Soon after his election, Solih declared India as Maldives’ “closest ally” and guaranteed “that it will remain that way” signalling a decisive shift from the Yameen’s China’s tilt. As Modi attended Solih’s swearing in ceremony, his cordial overtures with the former Presidents Nasheed and Gayom signalled a continuity in New Delhi-Male relations dubbing the Yameen period as an aberration. In their first ever Joint Statement, Modi and Solih“agreed on the importance of maintaining peace and security in the Indian Ocean and being mindful of each other’s concerns and aspirations for the stability of the region”. As Solih acknowledged the dire economic situation facing the country, the two leaders also “discussed ways in which India can continue development partnership, particularly to help the new government in meeting its pledges to the people of the Maldives”. Both these pronouncements precisely address the Indian concerns of China’s increasing economic and strategic influence in the crucial Indian Ocean state. Earlier, Solih openly warned about the looming debt with the China after their investments, especially in the infrastructure as part of Belt and Road Initiative (BRI). Interestingly, in the Joint Statement Solih particularly highlighted ‘the pressing need for increased housing and infrastructure development’ as both the leaders discussed about the developmental plans. India’s announcement to offer $ 1.4 Billion is in continuation of India’s promise of investing in Maldives ‘sustainable development’.

On the Strategic front, India is set to reboot the defence and strategic co-operation with the Maldives as was highlighted in the visit of Foreign Minister of Maldives to India in November where both sides agreed to hold the Defence Cooperation Dialogue to strengthen the existing co-operation and also to explore new areas. The promise made by the India’s Foreign Ministry to deliver the Dornier Aircraft to the Maldives is an example of the expected reboot of the defence ties. Both the leaders also in their recent joint briefing “agreed to strengthen cooperation to enhance maritime security in the Indian Ocean Region through coordinated patrolling and aerial surveillance, exchange of information and capacity building” signalling a convergence of interest in the crucial Indian Ocean Region. As Maldives pledged its support for India’s candidature for permanent membership of an expanded and reformed UN Security Council and reiterated support for India’s candidature for non-permanent seat for the year 2020-21, the optics and content were equally inspiriting for both the countries. Maldives entry into IORA, strongly backed by India, once again hints towards the growing diplomatic trust that the two countries have gained after a period of troubles. But as India seems to have gained an edge over situation, the dictum ‘that all developments are subject to change’ should guide India’s outreach to not just Maldives but its overall foreign policy.

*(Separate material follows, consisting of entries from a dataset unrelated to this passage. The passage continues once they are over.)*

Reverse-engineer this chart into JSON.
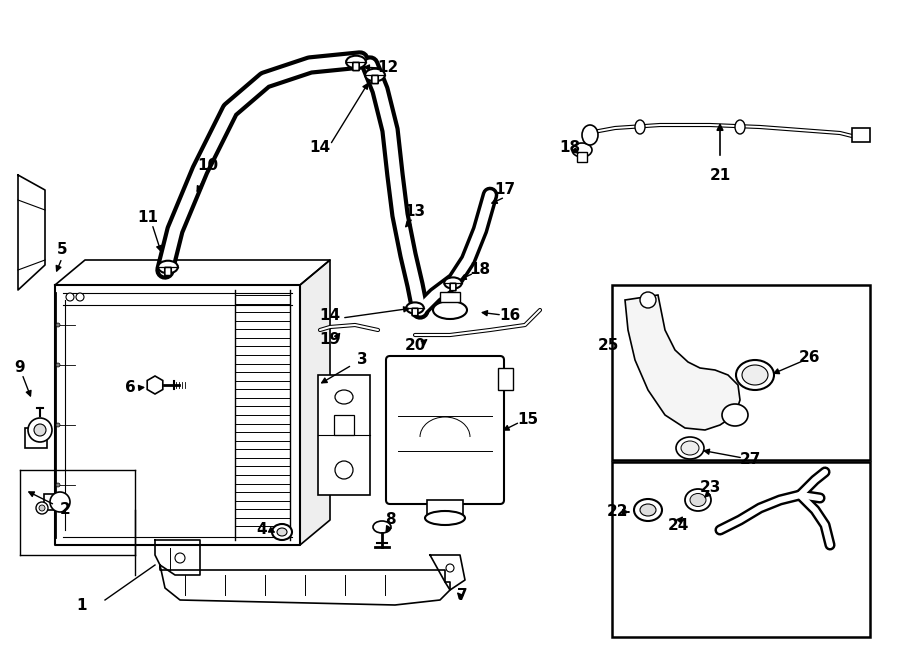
{
  "bg_color": "#ffffff",
  "line_color": "#000000",
  "fig_width": 9.0,
  "fig_height": 6.61,
  "dpi": 100
}
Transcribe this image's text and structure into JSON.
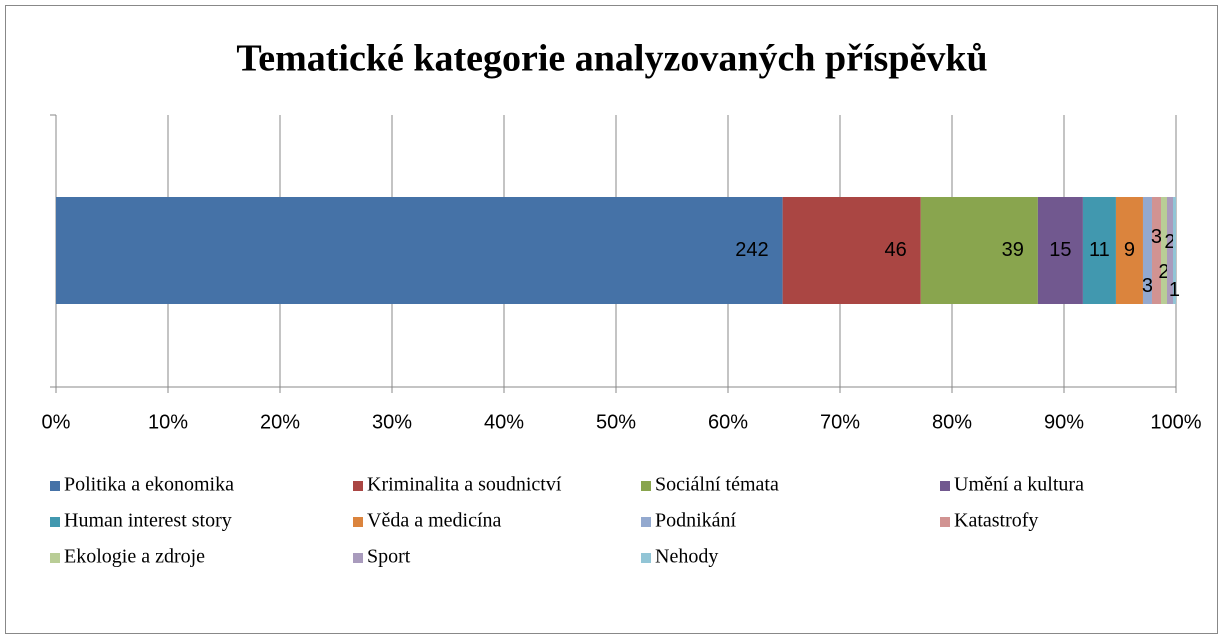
{
  "chart_data": {
    "type": "stacked_bar_100",
    "orientation": "horizontal",
    "title": "Tematické kategorie analyzovaných příspěvků",
    "series": [
      {
        "name": "Politika a ekonomika",
        "color": "#4572a7",
        "values": [
          242
        ]
      },
      {
        "name": "Kriminalita a soudnictví",
        "color": "#aa4643",
        "values": [
          46
        ]
      },
      {
        "name": "Sociální témata",
        "color": "#89a54e",
        "values": [
          39
        ]
      },
      {
        "name": "Umění a kultura",
        "color": "#71588f",
        "values": [
          15
        ]
      },
      {
        "name": "Human interest story",
        "color": "#4198af",
        "values": [
          11
        ]
      },
      {
        "name": "Věda a medicína",
        "color": "#db843d",
        "values": [
          9
        ]
      },
      {
        "name": "Podnikání",
        "color": "#93a9cf",
        "values": [
          3
        ]
      },
      {
        "name": "Katastrofy",
        "color": "#d19392",
        "values": [
          3
        ]
      },
      {
        "name": "Ekologie a zdroje",
        "color": "#b9cd96",
        "values": [
          2
        ]
      },
      {
        "name": "Sport",
        "color": "#a99bbd",
        "values": [
          2
        ]
      },
      {
        "name": "Nehody",
        "color": "#92c5d6",
        "values": [
          1
        ]
      }
    ],
    "xlim": [
      0,
      100
    ],
    "xticks": [
      {
        "value": 0,
        "label": "0%"
      },
      {
        "value": 10,
        "label": "10%"
      },
      {
        "value": 20,
        "label": "20%"
      },
      {
        "value": 30,
        "label": "30%"
      },
      {
        "value": 40,
        "label": "40%"
      },
      {
        "value": 50,
        "label": "50%"
      },
      {
        "value": 60,
        "label": "60%"
      },
      {
        "value": 70,
        "label": "70%"
      },
      {
        "value": 80,
        "label": "80%"
      },
      {
        "value": 90,
        "label": "90%"
      },
      {
        "value": 100,
        "label": "100%"
      }
    ],
    "grid": true,
    "legend": "bottom"
  }
}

With continuous reordering of regional and global balance of power, the resultant structural fluctuations are difficult to handle for any country. A vigilant and adaptive foreign and security policy is therefore the only panacea. The recent developments in the Maldives clearly indicate that India has closely been monitoring and even working behind the doors in the entire Maldivian episode. This amounts to another diplomatic win of the Modi governments where composed and patient diplomacy yielded the desired strategic results. Earlier during the Doklam crisis too, even as Chinese unleashed the high octane diplomatic offensive, India silently worked on resolving the conflict. The composure in the diplomatic overtures is a welcome sign in Indian approach. India needs to sustain these efforts and build on the dividends earned to have an advantageous position in the regional space riddled with strategic competitions, emanating essentially from China.